EYEWITNESS LOCAL NEWSStudents From Across Region Learning About STEM Careers On Marshall Campus
from Eyewitness News Online
Reported by: Darrah Wilcox
Reported: Jun. 17, 2014 4:38 PM EDT
Updated: Jun. 18, 2014 12:59 PM EDT
Huntington , Cabell County , West Virginia
Jasmine Duncan is a founding member of the Carnegie Hall camp. It's an experience she said helped shape her goals of becoming a doctor.
"I want to be a pediatrician and that came from my love of kids," she said.
Duncan is now a camp peer mentor for high school students exploring potential careers in science, technology, engineering and mathematics, STEM sectors. Students from West Virginia, Ohio and Kentucky are part of the camp that over the years has visited campuses in each of the three states.
"This program helps show people what there is out there, and it showed me that I don't have to stay in Kentucky to go to school," said Duncan, who is entering her senior year at Howard University in Washington, D.C.
This year, the camp is visiting Marshall University's campus. About 70 students are learning about topics such as rural health, aging and computer science from professors, doctors, students and administrators.
Dr. Shelvy Campbell, assistant dean for diversity at Marshall University's School of Medicine and School of Pharmacy, said students learning about such topics "will help them think a little more about, 'Hey, this may be a career that would work for me because these are my interests.'"
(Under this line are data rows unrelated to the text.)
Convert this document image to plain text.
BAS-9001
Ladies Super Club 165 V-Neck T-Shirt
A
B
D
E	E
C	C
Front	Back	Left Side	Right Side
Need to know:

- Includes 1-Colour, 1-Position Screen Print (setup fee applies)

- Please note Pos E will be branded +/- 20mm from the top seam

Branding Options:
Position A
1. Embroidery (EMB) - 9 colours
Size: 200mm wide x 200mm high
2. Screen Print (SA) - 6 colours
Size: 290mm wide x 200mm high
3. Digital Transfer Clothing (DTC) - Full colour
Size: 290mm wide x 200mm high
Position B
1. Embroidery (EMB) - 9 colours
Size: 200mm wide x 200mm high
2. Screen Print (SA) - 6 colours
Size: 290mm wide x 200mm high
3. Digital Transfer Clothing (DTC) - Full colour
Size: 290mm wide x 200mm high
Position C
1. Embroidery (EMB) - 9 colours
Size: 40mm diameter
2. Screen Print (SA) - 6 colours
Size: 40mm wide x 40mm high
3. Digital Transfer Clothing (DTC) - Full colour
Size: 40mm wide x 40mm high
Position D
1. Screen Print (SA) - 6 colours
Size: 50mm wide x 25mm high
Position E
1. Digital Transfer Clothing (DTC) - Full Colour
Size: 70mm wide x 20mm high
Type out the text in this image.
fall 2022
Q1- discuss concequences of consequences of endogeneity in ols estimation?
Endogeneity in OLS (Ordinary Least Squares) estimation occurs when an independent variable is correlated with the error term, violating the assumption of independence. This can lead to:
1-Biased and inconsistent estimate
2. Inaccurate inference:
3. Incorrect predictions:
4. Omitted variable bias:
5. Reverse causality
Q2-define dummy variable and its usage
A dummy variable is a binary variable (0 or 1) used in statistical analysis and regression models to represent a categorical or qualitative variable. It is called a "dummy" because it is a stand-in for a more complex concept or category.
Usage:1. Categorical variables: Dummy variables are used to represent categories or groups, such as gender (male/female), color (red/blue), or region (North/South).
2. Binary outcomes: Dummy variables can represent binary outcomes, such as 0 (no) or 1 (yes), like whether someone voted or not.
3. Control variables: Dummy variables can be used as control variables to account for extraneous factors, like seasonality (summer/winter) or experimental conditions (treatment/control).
Taylor Ryan recommends soaking up as much information as possible to find out what you may or may not be interested in as a future career.
"Once you figure out your passion, you can fall into any major I feel like," Ryan said.
Ryan said keep exploring beyond the classroom.
"Try to reach out to as many people as possible, network, rub as many shoulders as you can, meet as many people as you can, let them know that, 'This is what my major is. Can I shadow you? Can I do something that will help me get experience in this field before I graduate?' " Ryan said.
Students will get hands-on experience in fields ranging from medicine and pharmacy to bioengineering through computer mapping, pharmacy compounding, suturing and ear exams.
Campbell said it is very important that students have an opportunity to see things that are done in the different areas.
"It will kind of garner their interests in the STEM fields, and more importantly for me, to see students involved in looking for medicine and pharmacy fields," she said.
Cambell said it's great exposure to bring the students to Huntington for the week.
The camp combines the Health Care Pipeline Initiative and the Carnegie Hall camp. The camp started in Lexington, Ky., several years ago at Bluegrass Community and Technical College.